Throwing the body back on...without bolting it together this time, depressed the seat and turned the ignition and we were back in business. Or so I thought. Bolted back down and everything secured, climbed on with me and the crew holding a cold beverage and turned the ignition...dead at the starter again.

The clearance is so tight that when I cranked up, the belt found the wire close enough to snag it and drag it back off the relay. I reached underneath and found the same colored wire and broke the news to the guys and pretty much the entire side of the county. Babies started crying and women started to faint from the "words of disappointment."

Once more...off with the body and down on the transmission....got the compressor to blow the stuff off...completely which was the key. Shoving the connector back on while seated in the debris that I actually swept back under neath the male end of the relay caused the wire to be just in the wrong spot and a pretty sorry connection to boot. Lesson learned. Do it right the first time....which we did. I'll let you know the findings after I pull things apart and check the pto safety relay to see what may have happened in the interim.

I don't know if the pdf loaded for the JD180 elect.schematic...but this one will show you just how simple things were just 30 years ago.

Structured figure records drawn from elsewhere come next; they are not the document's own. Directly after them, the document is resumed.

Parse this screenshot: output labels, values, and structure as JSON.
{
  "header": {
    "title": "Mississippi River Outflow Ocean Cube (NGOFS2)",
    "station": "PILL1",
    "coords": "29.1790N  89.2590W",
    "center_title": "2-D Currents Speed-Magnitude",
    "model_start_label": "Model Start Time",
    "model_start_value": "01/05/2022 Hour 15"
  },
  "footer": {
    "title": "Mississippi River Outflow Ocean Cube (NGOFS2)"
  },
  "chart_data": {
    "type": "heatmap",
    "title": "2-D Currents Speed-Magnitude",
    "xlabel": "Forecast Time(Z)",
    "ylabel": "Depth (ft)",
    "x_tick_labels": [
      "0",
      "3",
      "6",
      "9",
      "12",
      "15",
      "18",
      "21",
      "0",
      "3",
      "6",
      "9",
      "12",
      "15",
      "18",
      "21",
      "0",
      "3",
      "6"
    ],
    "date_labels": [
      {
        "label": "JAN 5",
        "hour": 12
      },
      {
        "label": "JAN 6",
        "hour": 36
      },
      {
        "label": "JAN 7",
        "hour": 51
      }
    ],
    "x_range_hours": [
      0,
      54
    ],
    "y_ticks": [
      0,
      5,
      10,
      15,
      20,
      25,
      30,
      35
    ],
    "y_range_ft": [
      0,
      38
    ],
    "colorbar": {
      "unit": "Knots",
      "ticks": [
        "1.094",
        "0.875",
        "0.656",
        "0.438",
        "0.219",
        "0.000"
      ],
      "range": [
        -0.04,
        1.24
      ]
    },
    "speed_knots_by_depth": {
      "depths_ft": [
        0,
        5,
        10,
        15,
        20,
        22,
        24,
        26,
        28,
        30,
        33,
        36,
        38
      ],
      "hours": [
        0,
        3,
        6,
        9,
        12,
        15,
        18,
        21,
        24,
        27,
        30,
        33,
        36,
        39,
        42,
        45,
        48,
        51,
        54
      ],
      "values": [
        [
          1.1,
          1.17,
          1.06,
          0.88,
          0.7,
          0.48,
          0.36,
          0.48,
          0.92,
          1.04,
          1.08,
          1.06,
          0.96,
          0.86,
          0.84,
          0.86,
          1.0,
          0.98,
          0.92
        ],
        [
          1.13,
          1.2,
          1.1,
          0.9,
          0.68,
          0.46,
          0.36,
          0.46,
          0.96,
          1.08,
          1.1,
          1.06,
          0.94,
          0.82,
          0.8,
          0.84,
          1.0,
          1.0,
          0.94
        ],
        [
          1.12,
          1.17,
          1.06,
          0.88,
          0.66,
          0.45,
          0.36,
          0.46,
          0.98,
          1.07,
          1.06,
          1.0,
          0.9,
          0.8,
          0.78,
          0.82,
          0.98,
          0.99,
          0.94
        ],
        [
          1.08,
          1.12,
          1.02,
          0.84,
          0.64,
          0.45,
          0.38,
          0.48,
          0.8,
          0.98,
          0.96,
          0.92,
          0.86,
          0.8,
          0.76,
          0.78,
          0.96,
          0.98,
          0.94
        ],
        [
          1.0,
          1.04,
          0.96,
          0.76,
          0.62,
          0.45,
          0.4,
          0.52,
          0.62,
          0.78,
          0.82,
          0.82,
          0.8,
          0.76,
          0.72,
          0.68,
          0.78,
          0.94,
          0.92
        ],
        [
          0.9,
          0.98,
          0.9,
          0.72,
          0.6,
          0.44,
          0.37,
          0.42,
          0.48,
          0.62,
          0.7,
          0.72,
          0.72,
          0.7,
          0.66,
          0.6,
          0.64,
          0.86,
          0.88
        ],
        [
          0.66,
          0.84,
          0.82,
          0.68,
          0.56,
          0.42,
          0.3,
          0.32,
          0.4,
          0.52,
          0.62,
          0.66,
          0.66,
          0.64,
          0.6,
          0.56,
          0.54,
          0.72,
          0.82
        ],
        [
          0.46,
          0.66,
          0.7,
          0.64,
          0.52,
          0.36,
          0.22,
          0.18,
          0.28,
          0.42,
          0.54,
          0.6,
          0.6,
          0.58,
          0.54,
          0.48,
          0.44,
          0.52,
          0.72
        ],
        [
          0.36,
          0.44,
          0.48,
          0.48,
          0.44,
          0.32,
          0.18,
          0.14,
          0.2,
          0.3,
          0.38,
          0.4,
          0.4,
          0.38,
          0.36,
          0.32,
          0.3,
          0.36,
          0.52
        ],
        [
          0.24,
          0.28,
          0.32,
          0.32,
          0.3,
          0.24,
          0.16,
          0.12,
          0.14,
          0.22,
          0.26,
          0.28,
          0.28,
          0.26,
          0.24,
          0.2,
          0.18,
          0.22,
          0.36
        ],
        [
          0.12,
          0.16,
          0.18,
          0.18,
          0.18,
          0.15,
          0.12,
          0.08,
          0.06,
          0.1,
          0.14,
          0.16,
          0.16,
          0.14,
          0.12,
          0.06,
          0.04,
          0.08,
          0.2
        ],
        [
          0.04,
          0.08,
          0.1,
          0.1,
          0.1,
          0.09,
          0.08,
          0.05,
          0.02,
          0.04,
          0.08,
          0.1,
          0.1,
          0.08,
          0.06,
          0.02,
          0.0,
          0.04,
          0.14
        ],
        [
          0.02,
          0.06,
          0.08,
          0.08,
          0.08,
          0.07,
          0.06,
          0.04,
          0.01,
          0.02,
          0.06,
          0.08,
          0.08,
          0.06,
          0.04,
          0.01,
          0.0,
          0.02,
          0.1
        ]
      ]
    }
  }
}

It's not that I have an urge to tear things apart...but when they can use a little attention, I get as much ammo as I can before hand. My best example of this is my Hewlett Packard Design Jet 500...a large format printer for architectural drawings. I purchased it new in 2001 and every so often have to work with it to keep it going....my hands are a lot bigger than the little guys in Japan for servicing this critter. I learned to improvise and just like the John Deere service manual...when it says "remove bolt from spindle mandrel" it actually means....get your right angle grinder and cut off the bolt and nut. Ditto on the HP DJ 500....what they say to do wasn't meant for hands that go along with 280 lbs and 6'5" of me.

The challenges continue.<G

Thanks Brad! I'll be back in touch as soon as I can settle in to step the 180 through it's fix.